I think it’s still a flawed package, but I think there is a good part and a bad part to the bill. I think the same basic principles apply to the compromise as to the version that came earlier and the changes are not that major. The good part is the part about government-benefit payments and tax cuts. Those are timely. If you just looked at the [Congressional Budget Office] numbers on when that money will go out the door, it will spend out very rapidly. We don't have perfect stimulus tools, but I think we have good reason to believe benefits, personal tax cuts, and business tax cuts all play roles in stimulating the economy. The business incentives boost investment, the benefits and personal tax cuts boost consumer spending. The other part is the appropriated spending, all of the various projects. Some of it is reasonable, but mostly not simply because of the timing lag. Liberal and conservative economists have always been skeptical about using changes in government purchasing to influence the economy because the timing is so difficult to predict. Too many of the items have slow spend-out rates, though not all of it—keeping repair and maintenance would make sense, for example, but most of the rest just does not really belong in a stimulus bill.
How bad do you expect things to get before we see recovery?
I don't want to make any predictions, I don't think economists know those things.

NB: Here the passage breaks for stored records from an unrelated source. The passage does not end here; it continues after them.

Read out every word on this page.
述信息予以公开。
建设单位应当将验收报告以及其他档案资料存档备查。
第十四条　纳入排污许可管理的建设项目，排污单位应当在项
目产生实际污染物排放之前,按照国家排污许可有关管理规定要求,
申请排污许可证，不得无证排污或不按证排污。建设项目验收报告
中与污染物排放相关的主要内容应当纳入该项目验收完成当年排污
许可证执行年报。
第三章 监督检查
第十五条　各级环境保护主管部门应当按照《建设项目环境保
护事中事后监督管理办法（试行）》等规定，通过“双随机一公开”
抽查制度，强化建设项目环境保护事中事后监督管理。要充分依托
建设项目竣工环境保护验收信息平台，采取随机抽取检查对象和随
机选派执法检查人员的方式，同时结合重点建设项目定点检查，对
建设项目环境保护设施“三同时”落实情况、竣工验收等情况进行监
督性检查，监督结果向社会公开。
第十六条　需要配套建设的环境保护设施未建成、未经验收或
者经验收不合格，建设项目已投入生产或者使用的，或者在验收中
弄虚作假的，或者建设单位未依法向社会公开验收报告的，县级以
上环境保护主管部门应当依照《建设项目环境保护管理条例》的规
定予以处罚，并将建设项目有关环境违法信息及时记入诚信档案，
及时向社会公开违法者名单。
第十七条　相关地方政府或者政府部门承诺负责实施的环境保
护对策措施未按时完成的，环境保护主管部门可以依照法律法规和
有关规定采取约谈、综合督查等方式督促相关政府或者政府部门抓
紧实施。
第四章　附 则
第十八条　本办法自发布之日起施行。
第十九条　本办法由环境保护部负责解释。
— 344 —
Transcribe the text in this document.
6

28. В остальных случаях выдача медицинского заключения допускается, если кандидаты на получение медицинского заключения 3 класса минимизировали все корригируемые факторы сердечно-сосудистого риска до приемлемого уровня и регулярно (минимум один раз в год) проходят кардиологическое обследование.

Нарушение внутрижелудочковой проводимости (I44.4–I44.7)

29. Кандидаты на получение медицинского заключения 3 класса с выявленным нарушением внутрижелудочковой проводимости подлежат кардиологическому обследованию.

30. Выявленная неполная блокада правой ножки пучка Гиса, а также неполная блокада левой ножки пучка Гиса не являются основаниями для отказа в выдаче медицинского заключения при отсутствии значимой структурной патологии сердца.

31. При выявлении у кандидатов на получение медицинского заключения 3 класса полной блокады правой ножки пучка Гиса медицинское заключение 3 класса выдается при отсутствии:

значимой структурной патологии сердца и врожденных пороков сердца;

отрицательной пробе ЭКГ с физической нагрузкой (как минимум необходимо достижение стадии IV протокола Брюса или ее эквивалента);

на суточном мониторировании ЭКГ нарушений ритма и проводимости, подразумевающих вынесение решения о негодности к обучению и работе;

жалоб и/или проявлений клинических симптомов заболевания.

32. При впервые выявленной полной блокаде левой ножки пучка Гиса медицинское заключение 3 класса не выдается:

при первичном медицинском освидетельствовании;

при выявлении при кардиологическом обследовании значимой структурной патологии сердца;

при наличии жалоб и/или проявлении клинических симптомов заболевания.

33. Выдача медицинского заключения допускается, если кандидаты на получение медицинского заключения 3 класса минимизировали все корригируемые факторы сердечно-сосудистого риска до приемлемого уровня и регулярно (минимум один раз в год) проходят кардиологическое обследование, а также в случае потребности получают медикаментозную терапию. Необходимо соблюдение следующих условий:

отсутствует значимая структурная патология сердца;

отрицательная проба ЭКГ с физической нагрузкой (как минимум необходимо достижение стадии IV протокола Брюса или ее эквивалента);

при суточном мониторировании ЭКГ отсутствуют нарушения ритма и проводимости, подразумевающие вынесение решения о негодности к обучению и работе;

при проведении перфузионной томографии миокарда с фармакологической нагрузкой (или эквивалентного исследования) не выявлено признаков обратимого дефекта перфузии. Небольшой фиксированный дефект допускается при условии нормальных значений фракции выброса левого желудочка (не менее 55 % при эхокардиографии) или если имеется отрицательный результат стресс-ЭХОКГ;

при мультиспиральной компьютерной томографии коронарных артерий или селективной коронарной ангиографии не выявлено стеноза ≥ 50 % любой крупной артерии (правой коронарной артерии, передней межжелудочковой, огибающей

It is absolutely clear it's going to get worse before it gets better. We're not going to see a recovery until the second half of 2009 at the earliest. I would not predict double-digit unemployment—I mean I won’t predict how high it will go, but I don't see any grounds to believe it will reach 10 percent. I don't want to rule it out, but most of the forecasts I've seen have the unemployment peaking before 10 percent. It's going to be bad enough, anyway.
It may take a few years for the economy to get back onto a normal output path. In fact, I think it will take a few years for the recovery, which hopefully will begin early next year, to be truly complete. That just follows because we've seen a pretty serious decline. I think the economy will return to its normal output path—I don't see this as having the biggest impact in the long run, but it's certainly having a devastating impact for a lot of people in the short run.